What is between us and the Christians is a deep dark affair which will go for another hundred generations . . .” (Amos Oz, Judas)
Among the great social shifts of the post–World War II era is the unlikely sea-change in Jewish Christian relations. We read each other’s scriptures and openly discuss differences as well as similarities. Yet many such encounters have become rote and predictable. Powerful emotions stirred up by these conversations are often dismissed or ignored. Demonstrating how such emotions as shame, envy, and desire can inform these encounters, Holy Envy: Writing in the Jewish Christian Borderzone charts a new way of thinking about interreligious relations. Moreover, by focusing on modern and contemporary writers (novelists and poets) who traffic in the volatile space between Judaism and Christianity, the book calls attention to the creative implications of these intense encounters.
While recognizing a long-overdue need to address a fundamentally Christian narrative underwriting twentieth century American verse, Holy Envy does more than represent Christianity as an aesthetically coercive force, or as an adversarial other.
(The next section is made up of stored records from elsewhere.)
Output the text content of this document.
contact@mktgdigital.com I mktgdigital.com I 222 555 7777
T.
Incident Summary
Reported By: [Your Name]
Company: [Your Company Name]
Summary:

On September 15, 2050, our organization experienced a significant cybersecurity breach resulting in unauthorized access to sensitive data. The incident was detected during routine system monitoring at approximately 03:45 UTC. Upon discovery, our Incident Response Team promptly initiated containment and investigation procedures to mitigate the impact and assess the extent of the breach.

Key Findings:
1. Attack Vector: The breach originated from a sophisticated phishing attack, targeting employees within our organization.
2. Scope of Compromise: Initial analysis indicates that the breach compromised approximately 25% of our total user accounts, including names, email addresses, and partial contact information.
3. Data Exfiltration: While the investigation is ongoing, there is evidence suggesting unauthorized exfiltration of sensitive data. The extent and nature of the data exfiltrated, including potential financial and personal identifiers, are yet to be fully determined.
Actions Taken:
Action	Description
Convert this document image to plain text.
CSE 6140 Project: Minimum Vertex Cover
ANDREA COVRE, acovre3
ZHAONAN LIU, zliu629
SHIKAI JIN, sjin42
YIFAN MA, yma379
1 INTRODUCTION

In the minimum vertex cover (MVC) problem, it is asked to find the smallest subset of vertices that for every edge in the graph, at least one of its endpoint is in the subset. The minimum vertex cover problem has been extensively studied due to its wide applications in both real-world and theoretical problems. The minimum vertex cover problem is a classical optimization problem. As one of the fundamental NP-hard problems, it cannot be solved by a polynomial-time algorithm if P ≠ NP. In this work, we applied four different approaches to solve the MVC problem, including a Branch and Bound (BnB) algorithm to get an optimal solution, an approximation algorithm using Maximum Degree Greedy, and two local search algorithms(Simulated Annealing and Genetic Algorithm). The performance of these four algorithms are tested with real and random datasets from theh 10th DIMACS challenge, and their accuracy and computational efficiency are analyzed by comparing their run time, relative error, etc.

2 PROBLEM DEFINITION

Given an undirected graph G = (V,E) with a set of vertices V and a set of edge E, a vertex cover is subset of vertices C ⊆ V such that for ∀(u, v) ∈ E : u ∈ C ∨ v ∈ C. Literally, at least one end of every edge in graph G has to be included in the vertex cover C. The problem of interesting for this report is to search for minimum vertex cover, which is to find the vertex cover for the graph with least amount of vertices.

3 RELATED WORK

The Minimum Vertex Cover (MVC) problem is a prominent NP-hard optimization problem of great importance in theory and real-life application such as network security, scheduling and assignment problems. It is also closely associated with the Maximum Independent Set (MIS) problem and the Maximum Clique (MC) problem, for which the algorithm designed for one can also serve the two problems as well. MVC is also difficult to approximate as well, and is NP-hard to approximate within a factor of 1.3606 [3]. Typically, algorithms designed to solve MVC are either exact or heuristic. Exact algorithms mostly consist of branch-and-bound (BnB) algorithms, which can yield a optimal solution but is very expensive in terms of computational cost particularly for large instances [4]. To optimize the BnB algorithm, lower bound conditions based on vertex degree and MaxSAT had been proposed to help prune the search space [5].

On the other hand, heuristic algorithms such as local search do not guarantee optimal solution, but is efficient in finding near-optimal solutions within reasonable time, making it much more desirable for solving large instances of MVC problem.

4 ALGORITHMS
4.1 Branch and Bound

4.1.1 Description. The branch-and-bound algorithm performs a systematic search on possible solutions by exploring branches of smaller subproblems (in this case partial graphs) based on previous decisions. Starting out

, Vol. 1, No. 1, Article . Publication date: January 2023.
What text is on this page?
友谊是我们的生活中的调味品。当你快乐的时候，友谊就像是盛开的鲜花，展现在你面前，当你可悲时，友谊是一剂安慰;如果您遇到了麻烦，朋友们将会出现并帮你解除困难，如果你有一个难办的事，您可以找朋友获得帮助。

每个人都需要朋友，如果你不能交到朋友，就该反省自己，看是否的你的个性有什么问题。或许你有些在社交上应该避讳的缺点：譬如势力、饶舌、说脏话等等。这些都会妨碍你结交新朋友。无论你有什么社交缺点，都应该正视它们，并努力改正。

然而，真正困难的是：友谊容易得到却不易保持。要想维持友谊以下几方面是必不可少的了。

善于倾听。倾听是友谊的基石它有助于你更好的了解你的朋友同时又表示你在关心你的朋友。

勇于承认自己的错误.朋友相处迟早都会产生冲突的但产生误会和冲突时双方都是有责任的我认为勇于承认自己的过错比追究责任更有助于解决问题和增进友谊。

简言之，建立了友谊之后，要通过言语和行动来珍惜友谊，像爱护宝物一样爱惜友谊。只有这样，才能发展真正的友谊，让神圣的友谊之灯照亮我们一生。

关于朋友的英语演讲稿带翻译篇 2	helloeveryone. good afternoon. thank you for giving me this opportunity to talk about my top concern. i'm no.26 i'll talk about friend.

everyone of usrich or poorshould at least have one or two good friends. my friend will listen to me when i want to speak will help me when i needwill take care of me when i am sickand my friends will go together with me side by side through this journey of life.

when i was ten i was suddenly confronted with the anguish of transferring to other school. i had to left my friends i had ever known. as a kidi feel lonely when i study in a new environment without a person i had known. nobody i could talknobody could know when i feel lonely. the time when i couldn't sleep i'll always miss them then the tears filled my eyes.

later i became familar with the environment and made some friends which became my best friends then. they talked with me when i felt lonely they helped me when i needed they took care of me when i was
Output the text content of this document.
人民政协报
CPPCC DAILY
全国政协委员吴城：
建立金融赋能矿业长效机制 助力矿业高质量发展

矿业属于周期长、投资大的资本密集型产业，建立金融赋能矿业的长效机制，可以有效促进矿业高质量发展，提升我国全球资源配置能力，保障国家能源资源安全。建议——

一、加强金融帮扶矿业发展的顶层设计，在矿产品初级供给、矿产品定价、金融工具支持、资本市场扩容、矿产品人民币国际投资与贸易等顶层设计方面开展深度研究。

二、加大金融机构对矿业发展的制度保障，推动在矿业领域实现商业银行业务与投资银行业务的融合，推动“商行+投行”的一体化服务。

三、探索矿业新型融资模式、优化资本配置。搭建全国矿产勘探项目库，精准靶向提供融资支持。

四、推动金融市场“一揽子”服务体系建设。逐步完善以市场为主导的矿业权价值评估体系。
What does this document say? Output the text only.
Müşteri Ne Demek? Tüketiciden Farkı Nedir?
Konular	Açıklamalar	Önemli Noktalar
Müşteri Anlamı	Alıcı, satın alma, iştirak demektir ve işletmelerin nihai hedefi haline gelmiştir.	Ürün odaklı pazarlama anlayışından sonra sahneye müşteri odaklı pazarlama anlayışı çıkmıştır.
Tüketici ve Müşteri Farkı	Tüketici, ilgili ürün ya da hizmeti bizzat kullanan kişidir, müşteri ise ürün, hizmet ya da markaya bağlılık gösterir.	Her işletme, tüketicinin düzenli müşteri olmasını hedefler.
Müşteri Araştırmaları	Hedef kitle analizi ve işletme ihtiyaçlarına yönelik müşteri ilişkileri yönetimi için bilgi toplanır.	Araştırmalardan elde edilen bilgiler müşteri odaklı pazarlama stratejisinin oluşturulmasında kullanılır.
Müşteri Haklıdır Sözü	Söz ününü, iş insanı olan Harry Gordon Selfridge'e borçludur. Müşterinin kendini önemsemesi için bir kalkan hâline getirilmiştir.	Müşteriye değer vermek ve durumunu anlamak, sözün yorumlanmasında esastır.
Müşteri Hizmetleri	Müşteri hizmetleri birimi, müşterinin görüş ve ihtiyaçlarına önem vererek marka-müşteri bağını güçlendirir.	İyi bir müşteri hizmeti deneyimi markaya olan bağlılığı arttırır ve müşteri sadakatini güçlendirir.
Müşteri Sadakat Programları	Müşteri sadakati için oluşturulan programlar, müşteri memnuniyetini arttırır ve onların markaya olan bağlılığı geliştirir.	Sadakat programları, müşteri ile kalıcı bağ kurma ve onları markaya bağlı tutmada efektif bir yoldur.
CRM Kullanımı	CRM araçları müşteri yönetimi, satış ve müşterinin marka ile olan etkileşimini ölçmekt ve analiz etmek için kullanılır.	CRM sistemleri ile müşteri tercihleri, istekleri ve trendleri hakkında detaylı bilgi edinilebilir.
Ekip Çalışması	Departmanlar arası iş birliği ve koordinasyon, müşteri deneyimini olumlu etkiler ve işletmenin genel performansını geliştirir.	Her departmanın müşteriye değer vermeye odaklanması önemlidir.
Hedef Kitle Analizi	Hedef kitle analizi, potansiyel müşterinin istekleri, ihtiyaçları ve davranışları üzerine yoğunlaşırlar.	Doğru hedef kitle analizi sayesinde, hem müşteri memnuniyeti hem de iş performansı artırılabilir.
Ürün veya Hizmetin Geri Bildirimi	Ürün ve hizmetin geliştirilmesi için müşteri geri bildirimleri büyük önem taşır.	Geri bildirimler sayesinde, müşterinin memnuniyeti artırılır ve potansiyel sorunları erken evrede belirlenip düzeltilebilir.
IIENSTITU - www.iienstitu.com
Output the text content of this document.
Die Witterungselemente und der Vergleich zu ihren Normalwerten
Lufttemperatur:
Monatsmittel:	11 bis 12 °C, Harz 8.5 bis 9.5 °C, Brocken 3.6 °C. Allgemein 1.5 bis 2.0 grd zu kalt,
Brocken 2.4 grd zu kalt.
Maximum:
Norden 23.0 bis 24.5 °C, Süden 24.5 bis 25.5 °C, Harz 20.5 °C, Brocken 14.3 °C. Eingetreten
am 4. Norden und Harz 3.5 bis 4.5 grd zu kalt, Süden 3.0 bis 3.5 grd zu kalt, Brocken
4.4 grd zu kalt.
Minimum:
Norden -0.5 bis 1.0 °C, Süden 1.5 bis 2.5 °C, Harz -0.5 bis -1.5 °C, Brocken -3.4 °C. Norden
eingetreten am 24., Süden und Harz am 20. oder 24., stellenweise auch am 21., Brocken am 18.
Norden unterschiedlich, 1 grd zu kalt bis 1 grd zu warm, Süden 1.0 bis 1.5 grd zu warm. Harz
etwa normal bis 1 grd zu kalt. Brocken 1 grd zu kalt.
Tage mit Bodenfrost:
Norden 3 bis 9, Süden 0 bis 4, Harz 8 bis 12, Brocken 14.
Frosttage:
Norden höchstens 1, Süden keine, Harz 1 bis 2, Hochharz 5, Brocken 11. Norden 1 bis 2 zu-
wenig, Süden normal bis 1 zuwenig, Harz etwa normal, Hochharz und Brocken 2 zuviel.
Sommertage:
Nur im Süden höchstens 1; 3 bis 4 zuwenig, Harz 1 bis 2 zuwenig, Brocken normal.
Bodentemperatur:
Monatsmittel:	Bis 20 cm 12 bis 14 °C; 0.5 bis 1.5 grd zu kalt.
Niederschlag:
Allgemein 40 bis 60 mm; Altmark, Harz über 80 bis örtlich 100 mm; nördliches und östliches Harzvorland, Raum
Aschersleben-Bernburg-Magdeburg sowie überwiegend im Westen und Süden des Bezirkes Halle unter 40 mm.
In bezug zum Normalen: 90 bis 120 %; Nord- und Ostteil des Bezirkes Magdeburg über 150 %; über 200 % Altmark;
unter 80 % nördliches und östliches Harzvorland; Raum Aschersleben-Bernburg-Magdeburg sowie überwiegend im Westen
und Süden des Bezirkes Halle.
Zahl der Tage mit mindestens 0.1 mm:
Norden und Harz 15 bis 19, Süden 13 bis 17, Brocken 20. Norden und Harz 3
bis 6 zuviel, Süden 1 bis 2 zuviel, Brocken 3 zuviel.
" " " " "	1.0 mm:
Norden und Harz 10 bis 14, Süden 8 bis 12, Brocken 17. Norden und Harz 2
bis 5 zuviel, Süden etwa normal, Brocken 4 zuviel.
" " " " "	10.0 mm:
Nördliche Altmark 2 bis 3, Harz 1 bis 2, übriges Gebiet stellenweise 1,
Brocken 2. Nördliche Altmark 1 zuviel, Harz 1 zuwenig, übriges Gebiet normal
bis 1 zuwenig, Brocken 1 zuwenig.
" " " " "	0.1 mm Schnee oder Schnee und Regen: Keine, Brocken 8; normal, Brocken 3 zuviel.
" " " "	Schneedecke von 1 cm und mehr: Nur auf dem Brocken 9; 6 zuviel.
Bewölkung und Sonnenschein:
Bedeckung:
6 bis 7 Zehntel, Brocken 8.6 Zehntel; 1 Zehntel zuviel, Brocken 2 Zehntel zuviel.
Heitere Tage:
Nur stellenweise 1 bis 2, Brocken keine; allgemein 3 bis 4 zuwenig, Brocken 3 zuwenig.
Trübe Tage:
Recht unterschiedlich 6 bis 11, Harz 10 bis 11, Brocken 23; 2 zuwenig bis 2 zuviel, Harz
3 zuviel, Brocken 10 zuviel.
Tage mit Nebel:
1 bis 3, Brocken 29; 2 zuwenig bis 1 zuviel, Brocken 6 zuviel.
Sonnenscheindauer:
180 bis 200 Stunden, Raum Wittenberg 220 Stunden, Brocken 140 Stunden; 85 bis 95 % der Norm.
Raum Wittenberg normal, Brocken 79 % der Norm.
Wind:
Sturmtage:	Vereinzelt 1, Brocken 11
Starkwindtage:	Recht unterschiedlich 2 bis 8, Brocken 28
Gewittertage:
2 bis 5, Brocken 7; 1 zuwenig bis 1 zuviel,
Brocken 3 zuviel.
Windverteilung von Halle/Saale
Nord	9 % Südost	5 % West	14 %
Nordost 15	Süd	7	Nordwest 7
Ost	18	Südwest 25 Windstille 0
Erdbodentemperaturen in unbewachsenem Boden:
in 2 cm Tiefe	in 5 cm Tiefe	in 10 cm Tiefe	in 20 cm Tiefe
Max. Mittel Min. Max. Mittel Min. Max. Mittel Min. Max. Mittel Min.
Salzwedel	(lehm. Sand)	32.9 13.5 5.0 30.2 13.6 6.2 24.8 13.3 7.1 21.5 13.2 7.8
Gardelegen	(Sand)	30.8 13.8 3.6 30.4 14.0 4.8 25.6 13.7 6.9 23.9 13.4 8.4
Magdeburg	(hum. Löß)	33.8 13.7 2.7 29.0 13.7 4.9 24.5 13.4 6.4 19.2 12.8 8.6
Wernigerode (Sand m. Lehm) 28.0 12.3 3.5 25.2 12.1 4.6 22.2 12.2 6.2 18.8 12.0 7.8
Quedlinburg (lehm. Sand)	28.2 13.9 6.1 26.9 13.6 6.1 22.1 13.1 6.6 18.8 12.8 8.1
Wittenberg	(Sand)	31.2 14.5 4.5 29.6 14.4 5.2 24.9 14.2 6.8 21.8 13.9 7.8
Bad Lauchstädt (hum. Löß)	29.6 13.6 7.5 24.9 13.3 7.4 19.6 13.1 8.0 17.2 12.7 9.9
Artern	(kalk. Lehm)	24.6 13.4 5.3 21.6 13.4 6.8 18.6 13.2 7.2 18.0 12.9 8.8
For the book also suggests how literature can excavate an alternative interreligious space, at once risky and generative. In bringing together recent accounts of Jewish Christian relations, affect theory, and poetics, Holy Envy offers new ways into difficult and urgent, conversations about interreligious encounters.
Holy Envy is sure to engage readers who are interested in literature, religion, and, above all, interfaith dialogue.